Did you know there’s a new tax bite effective January 1, 2013? For example, unless you have been paying close attention to capital gains and your expected tax hit for 2013, then you might not realize the pain until tax season. For those in the know, however, there is still time to beat the capital gains tax in 2013 and beyond.
For some ideas to consider before it is too late, take a look at a recent Forbes article titled “How To Beat The Big 2013 Capital Gains Tax Hike.”

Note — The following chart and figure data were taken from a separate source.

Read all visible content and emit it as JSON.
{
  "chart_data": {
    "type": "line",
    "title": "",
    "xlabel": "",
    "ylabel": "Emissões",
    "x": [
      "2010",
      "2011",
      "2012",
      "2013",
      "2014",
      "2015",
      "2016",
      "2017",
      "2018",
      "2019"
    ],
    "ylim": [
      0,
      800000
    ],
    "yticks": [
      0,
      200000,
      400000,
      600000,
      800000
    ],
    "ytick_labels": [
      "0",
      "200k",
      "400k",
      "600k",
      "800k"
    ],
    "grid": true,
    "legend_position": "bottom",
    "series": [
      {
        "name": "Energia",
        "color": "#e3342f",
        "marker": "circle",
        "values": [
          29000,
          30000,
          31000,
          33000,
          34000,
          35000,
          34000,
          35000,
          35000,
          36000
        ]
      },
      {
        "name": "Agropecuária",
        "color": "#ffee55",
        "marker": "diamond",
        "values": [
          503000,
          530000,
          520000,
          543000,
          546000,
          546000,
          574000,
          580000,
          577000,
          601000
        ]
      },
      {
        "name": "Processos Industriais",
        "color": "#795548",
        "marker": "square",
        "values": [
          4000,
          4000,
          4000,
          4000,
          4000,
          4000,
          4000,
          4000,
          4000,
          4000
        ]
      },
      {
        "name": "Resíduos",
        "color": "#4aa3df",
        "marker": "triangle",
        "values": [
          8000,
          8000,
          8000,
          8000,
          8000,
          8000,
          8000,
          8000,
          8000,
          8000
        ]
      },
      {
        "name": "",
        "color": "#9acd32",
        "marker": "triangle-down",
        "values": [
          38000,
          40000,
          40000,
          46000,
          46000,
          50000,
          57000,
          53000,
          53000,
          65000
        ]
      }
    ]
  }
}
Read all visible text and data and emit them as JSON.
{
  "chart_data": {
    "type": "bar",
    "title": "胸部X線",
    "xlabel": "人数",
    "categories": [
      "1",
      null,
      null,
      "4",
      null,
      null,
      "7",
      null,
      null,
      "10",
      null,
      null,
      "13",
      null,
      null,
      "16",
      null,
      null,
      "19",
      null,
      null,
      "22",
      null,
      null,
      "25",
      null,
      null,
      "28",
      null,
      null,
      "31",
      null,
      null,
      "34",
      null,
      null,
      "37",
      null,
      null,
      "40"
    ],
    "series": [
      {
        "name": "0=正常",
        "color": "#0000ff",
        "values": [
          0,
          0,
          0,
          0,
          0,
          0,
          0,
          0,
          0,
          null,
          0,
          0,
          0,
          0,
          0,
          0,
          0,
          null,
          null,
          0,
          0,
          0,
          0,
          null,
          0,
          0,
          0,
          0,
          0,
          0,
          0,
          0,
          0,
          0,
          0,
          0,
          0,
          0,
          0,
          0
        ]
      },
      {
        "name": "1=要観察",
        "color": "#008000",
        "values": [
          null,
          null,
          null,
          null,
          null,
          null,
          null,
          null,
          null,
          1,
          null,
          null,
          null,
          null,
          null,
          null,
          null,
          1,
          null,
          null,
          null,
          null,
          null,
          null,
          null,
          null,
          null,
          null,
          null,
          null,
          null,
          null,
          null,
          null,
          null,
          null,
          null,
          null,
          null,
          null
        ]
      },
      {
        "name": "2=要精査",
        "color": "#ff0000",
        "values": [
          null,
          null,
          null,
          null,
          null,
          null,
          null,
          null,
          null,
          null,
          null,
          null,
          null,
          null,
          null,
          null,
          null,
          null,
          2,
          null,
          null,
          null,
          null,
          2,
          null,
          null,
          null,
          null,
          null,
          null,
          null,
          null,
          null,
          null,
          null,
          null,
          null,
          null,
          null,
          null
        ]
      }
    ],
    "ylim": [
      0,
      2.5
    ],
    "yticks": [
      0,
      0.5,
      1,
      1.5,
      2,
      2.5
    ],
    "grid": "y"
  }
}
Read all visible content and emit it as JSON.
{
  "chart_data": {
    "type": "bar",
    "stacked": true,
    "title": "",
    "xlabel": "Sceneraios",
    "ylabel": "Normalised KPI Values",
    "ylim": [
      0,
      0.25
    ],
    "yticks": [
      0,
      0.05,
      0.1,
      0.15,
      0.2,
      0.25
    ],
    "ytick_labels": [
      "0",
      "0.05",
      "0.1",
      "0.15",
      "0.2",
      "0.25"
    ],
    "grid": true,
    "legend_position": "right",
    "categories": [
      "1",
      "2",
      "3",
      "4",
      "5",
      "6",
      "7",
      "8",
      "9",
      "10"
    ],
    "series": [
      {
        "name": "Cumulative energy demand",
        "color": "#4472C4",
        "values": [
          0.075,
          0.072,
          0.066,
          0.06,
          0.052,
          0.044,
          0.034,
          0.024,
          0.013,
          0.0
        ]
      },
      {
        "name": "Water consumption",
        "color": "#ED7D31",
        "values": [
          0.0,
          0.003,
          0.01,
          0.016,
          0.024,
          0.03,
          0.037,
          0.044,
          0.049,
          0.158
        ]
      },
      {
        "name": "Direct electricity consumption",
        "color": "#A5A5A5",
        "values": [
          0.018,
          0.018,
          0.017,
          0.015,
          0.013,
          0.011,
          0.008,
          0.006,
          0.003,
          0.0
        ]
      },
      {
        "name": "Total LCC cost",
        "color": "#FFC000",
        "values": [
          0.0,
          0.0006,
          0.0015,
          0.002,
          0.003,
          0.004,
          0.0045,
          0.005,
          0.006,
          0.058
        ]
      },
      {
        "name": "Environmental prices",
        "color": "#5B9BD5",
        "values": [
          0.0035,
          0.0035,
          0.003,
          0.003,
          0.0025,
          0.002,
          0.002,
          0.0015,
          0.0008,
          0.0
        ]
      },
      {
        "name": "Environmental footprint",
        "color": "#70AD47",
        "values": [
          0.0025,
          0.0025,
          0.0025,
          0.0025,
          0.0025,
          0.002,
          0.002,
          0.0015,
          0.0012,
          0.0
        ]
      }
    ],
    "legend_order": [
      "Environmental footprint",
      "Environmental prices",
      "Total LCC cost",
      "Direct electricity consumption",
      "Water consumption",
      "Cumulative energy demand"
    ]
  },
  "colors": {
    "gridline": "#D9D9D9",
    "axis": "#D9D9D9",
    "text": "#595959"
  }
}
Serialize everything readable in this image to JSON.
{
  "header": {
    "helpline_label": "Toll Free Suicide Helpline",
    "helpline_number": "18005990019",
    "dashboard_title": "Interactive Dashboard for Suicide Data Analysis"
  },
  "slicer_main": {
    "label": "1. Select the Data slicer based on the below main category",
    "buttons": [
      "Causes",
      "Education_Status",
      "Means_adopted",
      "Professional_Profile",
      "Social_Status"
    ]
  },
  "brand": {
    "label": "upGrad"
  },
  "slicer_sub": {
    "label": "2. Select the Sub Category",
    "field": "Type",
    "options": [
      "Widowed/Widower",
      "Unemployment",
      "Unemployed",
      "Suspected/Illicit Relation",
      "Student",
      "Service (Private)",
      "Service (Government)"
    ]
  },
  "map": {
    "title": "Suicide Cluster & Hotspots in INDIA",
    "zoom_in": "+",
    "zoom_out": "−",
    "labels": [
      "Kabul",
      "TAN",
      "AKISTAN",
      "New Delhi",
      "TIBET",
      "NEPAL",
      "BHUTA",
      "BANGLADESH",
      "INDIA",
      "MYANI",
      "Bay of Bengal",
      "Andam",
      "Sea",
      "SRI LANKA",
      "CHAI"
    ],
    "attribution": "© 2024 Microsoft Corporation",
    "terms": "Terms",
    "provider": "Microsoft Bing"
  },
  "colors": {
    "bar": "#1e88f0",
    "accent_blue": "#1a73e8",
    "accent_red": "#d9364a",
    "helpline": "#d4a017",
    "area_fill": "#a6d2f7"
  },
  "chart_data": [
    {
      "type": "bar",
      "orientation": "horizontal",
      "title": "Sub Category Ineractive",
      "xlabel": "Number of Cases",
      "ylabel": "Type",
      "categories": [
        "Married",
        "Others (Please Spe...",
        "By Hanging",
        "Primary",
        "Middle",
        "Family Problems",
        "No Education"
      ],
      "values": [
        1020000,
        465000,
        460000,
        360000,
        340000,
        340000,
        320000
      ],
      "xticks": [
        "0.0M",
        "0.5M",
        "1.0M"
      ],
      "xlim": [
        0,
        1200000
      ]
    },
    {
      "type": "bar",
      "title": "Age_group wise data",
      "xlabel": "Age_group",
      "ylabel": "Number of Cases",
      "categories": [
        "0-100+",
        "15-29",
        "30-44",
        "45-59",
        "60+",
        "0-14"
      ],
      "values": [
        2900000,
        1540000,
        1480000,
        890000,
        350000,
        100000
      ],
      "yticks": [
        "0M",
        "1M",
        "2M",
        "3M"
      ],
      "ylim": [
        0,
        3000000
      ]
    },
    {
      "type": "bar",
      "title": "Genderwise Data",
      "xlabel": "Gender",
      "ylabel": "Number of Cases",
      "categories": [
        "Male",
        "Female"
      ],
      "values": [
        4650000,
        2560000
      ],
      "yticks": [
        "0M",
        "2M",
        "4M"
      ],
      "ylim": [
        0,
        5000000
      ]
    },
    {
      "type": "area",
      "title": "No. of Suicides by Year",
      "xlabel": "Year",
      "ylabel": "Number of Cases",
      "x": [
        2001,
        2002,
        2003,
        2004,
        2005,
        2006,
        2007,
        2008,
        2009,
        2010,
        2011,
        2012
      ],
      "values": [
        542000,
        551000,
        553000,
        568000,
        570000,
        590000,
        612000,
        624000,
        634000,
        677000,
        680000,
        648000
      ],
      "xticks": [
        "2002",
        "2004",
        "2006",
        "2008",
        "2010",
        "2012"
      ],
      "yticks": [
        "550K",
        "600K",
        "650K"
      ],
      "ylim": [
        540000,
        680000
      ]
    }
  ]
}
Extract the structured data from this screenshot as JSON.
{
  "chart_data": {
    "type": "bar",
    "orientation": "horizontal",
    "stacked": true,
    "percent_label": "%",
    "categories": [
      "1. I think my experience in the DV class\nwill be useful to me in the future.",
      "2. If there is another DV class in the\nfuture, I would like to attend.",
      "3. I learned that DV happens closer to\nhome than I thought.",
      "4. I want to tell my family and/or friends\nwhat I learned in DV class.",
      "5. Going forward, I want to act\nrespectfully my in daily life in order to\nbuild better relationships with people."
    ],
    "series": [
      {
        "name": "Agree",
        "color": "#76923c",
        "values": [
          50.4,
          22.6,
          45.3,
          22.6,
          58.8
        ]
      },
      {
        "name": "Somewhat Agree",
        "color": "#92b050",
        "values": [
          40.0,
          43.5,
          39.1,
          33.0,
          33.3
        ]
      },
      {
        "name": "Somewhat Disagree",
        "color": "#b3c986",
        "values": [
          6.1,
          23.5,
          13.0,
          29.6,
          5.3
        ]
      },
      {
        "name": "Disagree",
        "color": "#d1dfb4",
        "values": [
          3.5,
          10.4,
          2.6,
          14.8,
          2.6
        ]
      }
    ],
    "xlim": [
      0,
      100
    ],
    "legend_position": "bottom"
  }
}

The Great Capital Gains Tax Hike of 2013 was essentially the double-pronged effect of the eclipse of certain tax cuts mixed with a brand new surtax. More specifically, the gains tax was allowed to bounce from 15% to 20%, and Obamacare added to the pain with a new 3.8% surtax to high earners. If you are doing the math, then that equates to a new rate of 23.8% for many (a near 60% increase from the year then ended).
So how do you beat it?
Here are 11 strategies to consider, according to Forbes:
- Invest in your primary residence.
- Manage your tax bracket.
- Harvest losses.
- Gifts to family members.
- Gifts to charity.
- Feed retirement accounts.
- Open a 529 college savings account.
- Buy and hold.
- Move to a tax-friendlier state.
10. 1030 exchanges.
11. Charitable trusts.
Each of these strategies has merit.
Nevertheless, the key is to evaluate them (and others) with your professional advisors in the context of your medium and short-term financial and estate planning goals.
The tax “tail” should never automatically control the planning “dog.”